Il juge, s'émeut, jure, il les traite d'enculés, de sales cons parce qu'ils ont perdus le match ou diminué la retraite des vieux. Il repense à son père qui croupi à la maison de retraite. Mathilde n'aime pas y aller avec lui ça lui file le bourdon cette odeur de couches merdeuses, de pisse et les relents d'haleines fétides, de dents pourries., tout ça mélangé avec du mauvais café. Elle voudrait vivre loin et se dire que cela n'existe pas, regarder toutes les belles choses de la vie, les jolies robes, les belles voitures de sport, renifler le cou des hommes parfumés au vétiver et uniquement cela. Le serveur apporte son deuxième expresso elle le gratifie d'un sourire enjôleur. L'ours le remarque et lui dit qu'elle va avoir mal au ventre a force de boire du café toute la matinée. Le serveur n'est toujours pas passé à la table suivante il lève un sourcil dans sa direction il doit penser que l'ours est un ours et ne se trompe pas. Mathilde ça ne la gène pas il peut bien dire ce qu'il veut elle ne fait pas de manière pas plus en public que lorsqu'ils sont tout les deux et qu'il l'a baise. Elle est un peu comme....non c'est une petite femme sauvage mais sans brindilles de bois mort dans ses cheveux emmêles, sans feuilles collées à son corps crasseux, sans terre collée à ses pieds nus. Si elle se met en valeur c'est pour que l'ours la regarde et l'aime, ce 'est pas pour elle parce qu'elle aime se sentir sale. Ils se lèvent, tombent dans les bras l'un de l'autre et se serrent, se reniflent amoureusement, l'ours caresse son visage soudain transformé en homme, il a des étoiles au fond de ses yeux. Le soleil perce enfin dissipant la brume électrique et hurlante de la ville. Ils s'avancent serrés, fendant la foule qui sort des métros, des bus. C'est une journée ordinaire. Ce matin ils ont fait l'amour pourtant ici et là la solitude des uns, l'abandon des autres, il ont cette chance d'être ensemble mais ne le savent pas. Devant la grille de l'hospice elle dit qu'elle ne veut pas rentrer, pas aujourd'hui qu'elle préfère l'attendre sur un banc dehors. L'ours est d'accord il lui promet de ne pas être trop long.
C'est maintenant mais il ne le sait pas. Elle va partir, Mathilde va l'abandonner dès qu'il aura le dos tourné, dès qu'il aura franchit le portail de l'hospice. Elle le regarde s'éloigner une dernière fois en repensant à ses mains sur ses hanches. Demain il retournera sa tanière dans tout les sens pour y trouver des restes d'elle, un tube de rouge à lèvres, une culotte portée la veille de son départ, un carnet d'adresse. Il se mettra a hurler, renversera la table minuscule ou il prenait ses repas, grognera comme un ours énervé.

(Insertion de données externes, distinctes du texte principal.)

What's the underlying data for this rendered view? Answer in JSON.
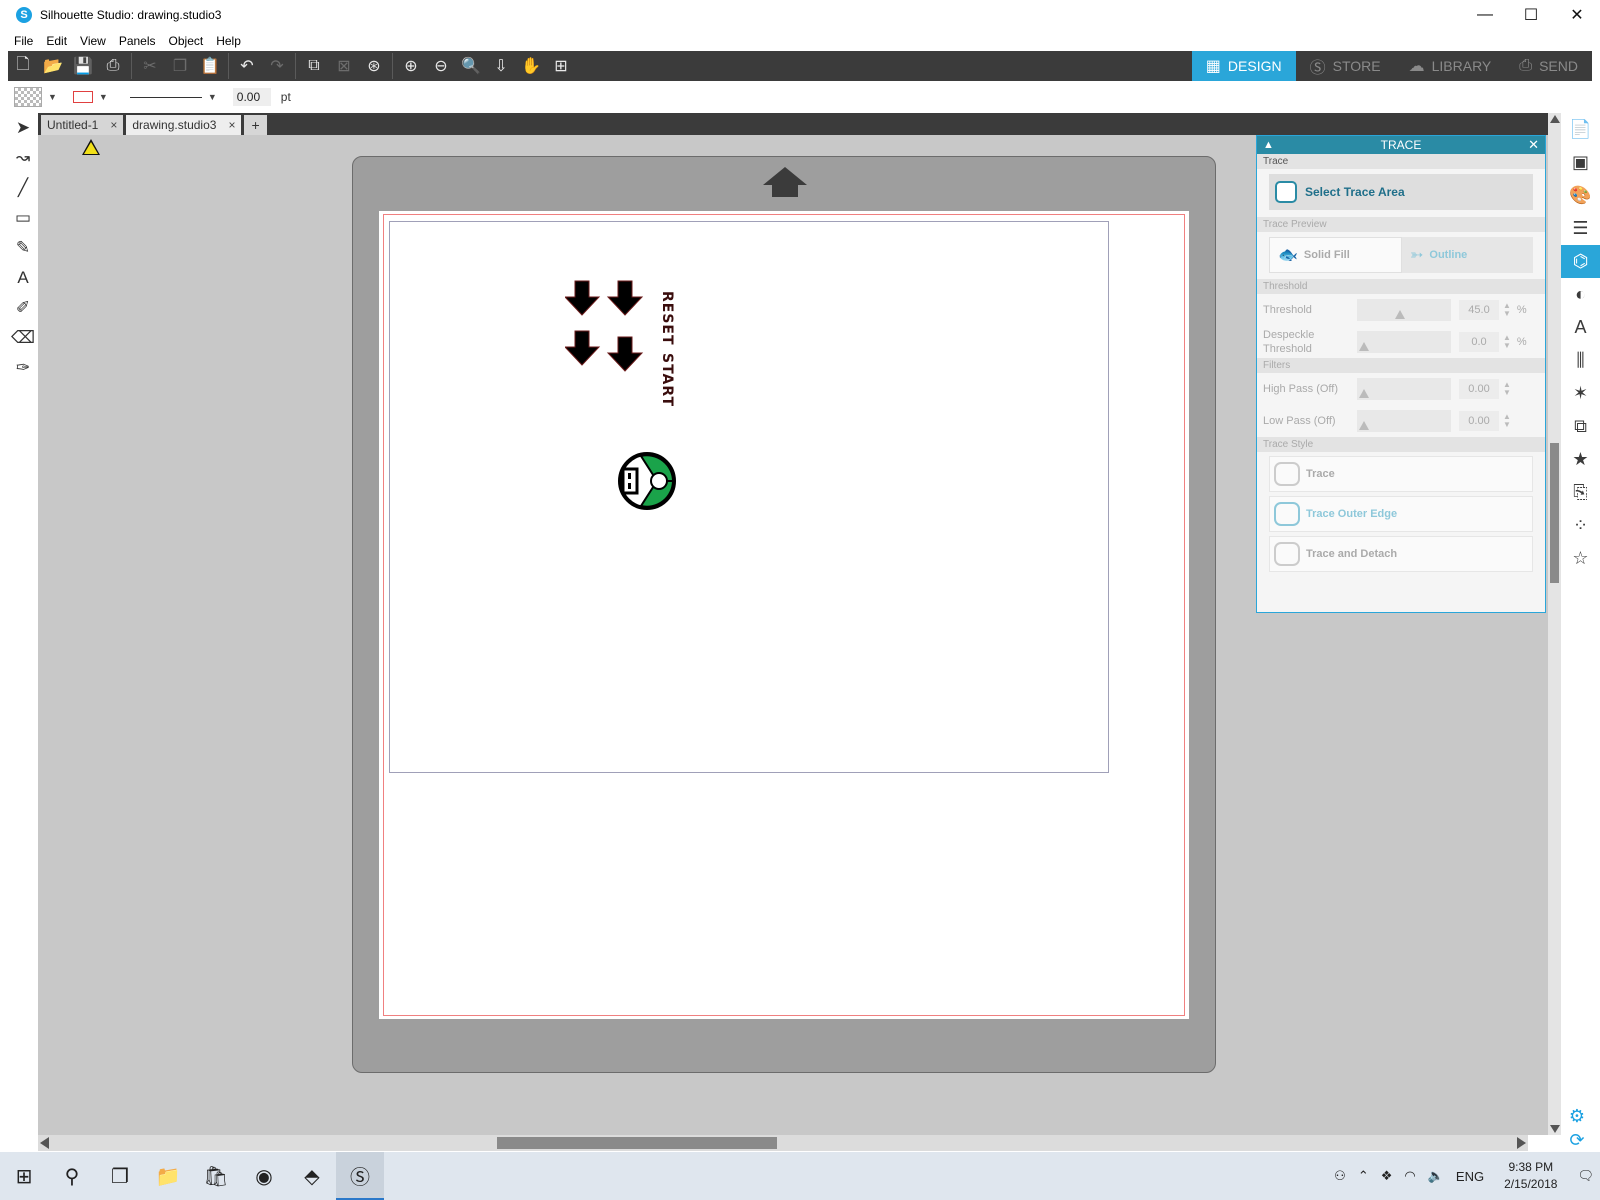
{
  "window": {
    "title": "Silhouette Studio: drawing.studio3",
    "minimize": "—",
    "maximize": "☐",
    "close": "✕"
  },
  "menu": [
    "File",
    "Edit",
    "View",
    "Panels",
    "Object",
    "Help"
  ],
  "modes": [
    {
      "label": "DESIGN",
      "icon": "grid-icon",
      "glyph": "▦",
      "active": true
    },
    {
      "label": "STORE",
      "icon": "store-icon",
      "glyph": "Ⓢ",
      "active": false
    },
    {
      "label": "LIBRARY",
      "icon": "cloud-icon",
      "glyph": "☁",
      "active": false
    },
    {
      "label": "SEND",
      "icon": "cutter-icon",
      "glyph": "⎙",
      "active": false
    }
  ],
  "subbar": {
    "stroke_value": "0.00",
    "unit": "pt"
  },
  "tabs": [
    {
      "label": "Untitled-1",
      "close": "×"
    },
    {
      "label": "drawing.studio3",
      "close": "×"
    },
    {
      "label": "+"
    }
  ],
  "design": {
    "label1": "RESET",
    "label2": "START"
  },
  "trace_panel": {
    "title": "TRACE",
    "section_trace": "Trace",
    "select_area": "Select Trace Area",
    "section_preview": "Trace Preview",
    "solid_fill": "Solid Fill",
    "outline": "Outline",
    "section_threshold": "Threshold",
    "threshold_label": "Threshold",
    "threshold_value": "45.0",
    "threshold_level": 0.45,
    "despeckle_label": "Despeckle Threshold",
    "despeckle_value": "0.0",
    "section_filters": "Filters",
    "high_pass_label": "High Pass (Off)",
    "high_pass_value": "0.00",
    "low_pass_label": "Low Pass (Off)",
    "low_pass_value": "0.00",
    "section_style": "Trace Style",
    "style_trace": "Trace",
    "style_outer": "Trace Outer Edge",
    "style_detach": "Trace and Detach",
    "percent": "%"
  },
  "taskbar": {
    "lang": "ENG",
    "time": "9:38 PM",
    "date": "2/15/2018"
  }
}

Mathilde sera quelque part dans une autre ville avec un autre homme, dans une chambre d'hôtel pour quelques jours encore, quelques passes avant de s'envoler pour Cuba ou Manille. Lorsqu'il sort de l'hospice il l'a cherche partout, shoote méchamment dans un tas de graviers, regarde en arrière, écoute son répondeur sur son mobile mais il n'a aucun message. Il l'appelle :
« Mathilde revient tout de suite c'est un ordre, un putain d'ordre de non de dieu. »
Il ne sait pas le pauvre ours qu'elle ne veut plus de lui et de son amour étouffant il ne sait pas que d'autres hommes l'attendent déjà pour se répandre en elle. L'ours souffrira c'est ainsi puis qu'il est écrit que lorsqu'on est abandonné on souffre. Il essaie de l'appeler encore et s'énerve, il y croyait à son histoire mais il y a toujours ce message impersonnel avec sa voix métisse.
« Je ne suis plus là ne laissez pas de message ».
Il repense à son corps ce matin, à l'odeur poissonneuse de son sexe au réveil, une odeur dégoûtante mais qui lui filait la gaule immanquablement parce qu'ils étaient entre animaux de la même espèce voilà tout ce qu'il avait comprit. Se rendait elle compte du poison qu'elle lui injectait dans les veines. Il le sait maintenant il ne peut plus rien pour elle. Un jour ou l'autre elle finira par s'abîmer dans les bras d'un autre mac qui la tabassera lorsqu'elle ne rapportera pas assez de billets. L'ours pleure parce qu'il n'est plus qu'un enfant à qui on vient de retirer son joujou et il souffre de cette impuissance. Pris d'une rage folle il balance son mobile dans le fleuve. Juste avant de tomber à l'eau la sonnerie retentis mais c'est trop tard.
Un jour ou l'autre tout disparaît dans les eaux mortes du passé.